Deep Learning Accelerated FDFD Simulations in Context of Inverse-Design Algorithms

Schulte, Lukas;Butz, Marco; Schuck, Carsten

Zusammenfassung

Deep learning (DL) methods have shown tremendous success in various disciplines related to the design of photonic integrated circuit components. Similarly, DL may be used to accelerate electromagnetic first-order simulations. To numerically access the photonic properties of metamaterials requires efficient electromagnetic simulation algorithms. In order to simulate the propagation of light through nanophotonic devices, various numerical methods, such as the finite-difference frequency-domain method (FDFD), have been developed. Requiring to solve large sparse linear systems iteratively, these methods come at the cost of being computationally expensive processes.

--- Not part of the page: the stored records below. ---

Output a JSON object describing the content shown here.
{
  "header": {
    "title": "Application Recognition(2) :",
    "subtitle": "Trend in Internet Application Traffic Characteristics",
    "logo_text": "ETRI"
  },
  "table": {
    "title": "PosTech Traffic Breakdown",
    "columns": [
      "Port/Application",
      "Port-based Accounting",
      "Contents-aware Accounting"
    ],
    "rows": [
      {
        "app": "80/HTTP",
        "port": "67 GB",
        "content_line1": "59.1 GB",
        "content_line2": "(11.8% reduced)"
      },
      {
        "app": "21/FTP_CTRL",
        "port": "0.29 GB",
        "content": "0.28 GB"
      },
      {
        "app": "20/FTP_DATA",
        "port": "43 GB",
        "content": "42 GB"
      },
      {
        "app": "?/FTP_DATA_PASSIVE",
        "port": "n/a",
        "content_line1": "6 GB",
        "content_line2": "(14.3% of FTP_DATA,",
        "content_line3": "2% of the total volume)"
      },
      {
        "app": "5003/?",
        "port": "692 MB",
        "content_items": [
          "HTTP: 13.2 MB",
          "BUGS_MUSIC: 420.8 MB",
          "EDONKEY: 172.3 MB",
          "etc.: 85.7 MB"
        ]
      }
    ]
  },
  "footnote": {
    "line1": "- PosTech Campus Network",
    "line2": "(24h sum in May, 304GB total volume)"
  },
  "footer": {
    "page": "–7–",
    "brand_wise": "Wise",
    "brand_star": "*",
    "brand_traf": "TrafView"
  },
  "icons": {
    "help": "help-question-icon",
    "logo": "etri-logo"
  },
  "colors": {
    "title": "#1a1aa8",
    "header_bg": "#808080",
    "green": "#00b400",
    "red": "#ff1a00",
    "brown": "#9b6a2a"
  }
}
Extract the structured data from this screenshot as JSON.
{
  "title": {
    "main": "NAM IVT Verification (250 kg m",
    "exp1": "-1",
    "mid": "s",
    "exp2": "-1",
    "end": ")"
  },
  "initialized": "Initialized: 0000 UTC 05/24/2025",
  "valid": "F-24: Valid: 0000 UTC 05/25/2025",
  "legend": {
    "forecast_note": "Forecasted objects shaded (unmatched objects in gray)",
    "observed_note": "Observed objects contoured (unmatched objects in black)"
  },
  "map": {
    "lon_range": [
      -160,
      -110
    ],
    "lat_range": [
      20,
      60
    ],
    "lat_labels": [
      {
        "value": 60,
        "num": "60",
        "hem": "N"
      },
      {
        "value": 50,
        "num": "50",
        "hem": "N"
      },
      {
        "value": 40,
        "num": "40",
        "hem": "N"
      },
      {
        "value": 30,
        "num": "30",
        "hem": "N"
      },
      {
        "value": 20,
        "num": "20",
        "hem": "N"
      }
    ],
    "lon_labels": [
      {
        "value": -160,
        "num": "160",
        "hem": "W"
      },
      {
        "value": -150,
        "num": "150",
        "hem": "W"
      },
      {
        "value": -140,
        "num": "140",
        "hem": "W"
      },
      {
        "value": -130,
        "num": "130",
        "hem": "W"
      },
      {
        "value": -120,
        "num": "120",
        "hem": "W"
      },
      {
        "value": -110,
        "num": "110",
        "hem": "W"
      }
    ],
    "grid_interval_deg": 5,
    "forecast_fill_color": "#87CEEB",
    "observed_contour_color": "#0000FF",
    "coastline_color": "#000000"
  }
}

Here, we show how DL can be employed to decrease the computational effort of consecutive FDFD simulations, for example, encountered in inverse-design algorithms. Leveraging the U-Net architecture our method is capable of predicting the electromagnetic response of a nanophotonic device. We use this prediction as a starting point for iterative refinement using FDFD simulation, thus decreasing the required iteration and computation time drastically. Hereby, we minimize the overall time required by inverse-design algorithms to reach convergence and thus enable more efficient and compact device layouts.